14. Impedimento de Reenergização: condição que garante a não energização do circuito através de
recursos e procedimentos apropriados, sob controle dos trabalhadores envolvidos nos serviços.
15. Invólucro: envoltório de partes energizadas destinado a impedir qualquer contato com partes
internas.
16. Isolamento Elétrico: processo destinado a impedir a passagem de corrente elétrica, por
interposição de materiais isolantes.
17. Obstáculo: elemento que impede o contato acidental, mas não impede o contato direto por ação
deliberada.
18. Perigo: situação ou condição de risco com probabilidade de causar lesão física ou dano à saúde
das pessoas por ausência de medidas de controle.
19. Pessoa Advertida: pessoa informada ou com conhecimento suficiente para evitar os perigos da
eletricidade.
20. Procedimento: seqüência de operações a serem desenvolvidas para realização de um
determinado trabalho, com a inclusão dos meios materiais e humanos, medidas de segurança e
circunstâncias que impossibilitem sua realização.

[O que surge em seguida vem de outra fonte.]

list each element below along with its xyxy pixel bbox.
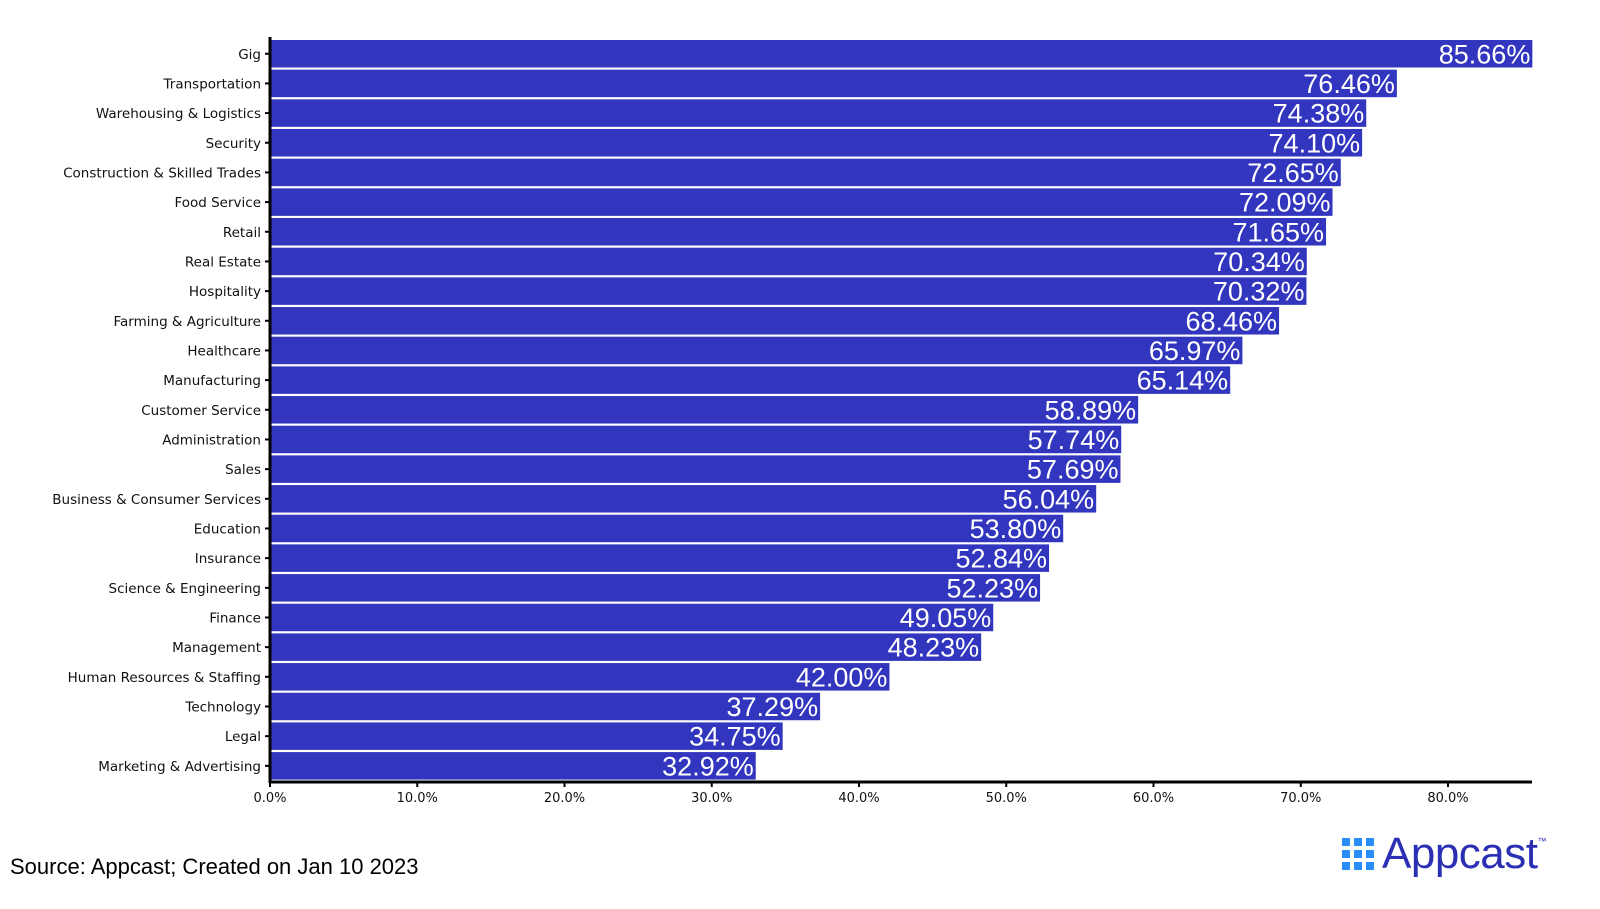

21. Prontuário: sistema organizado de forma a conter uma memória dinâmica de informações
pertinentes às instalações e aos trabalhadores.
22. Risco: capacidade de uma grandeza com potencial para causar lesões ou danos à saúde das
pessoas.
23. Riscos Adicionais: todos os demais grupos ou fatores de risco, além dos elétricos, específicos de
cada ambiente ou processos de Trabalho que, direta ou indiretamente, possam afetar a segurança e
a saúde no trabalho.
24. Sinalização: procedimento padronizado destinado a orientar, alertar, avisar e advertir.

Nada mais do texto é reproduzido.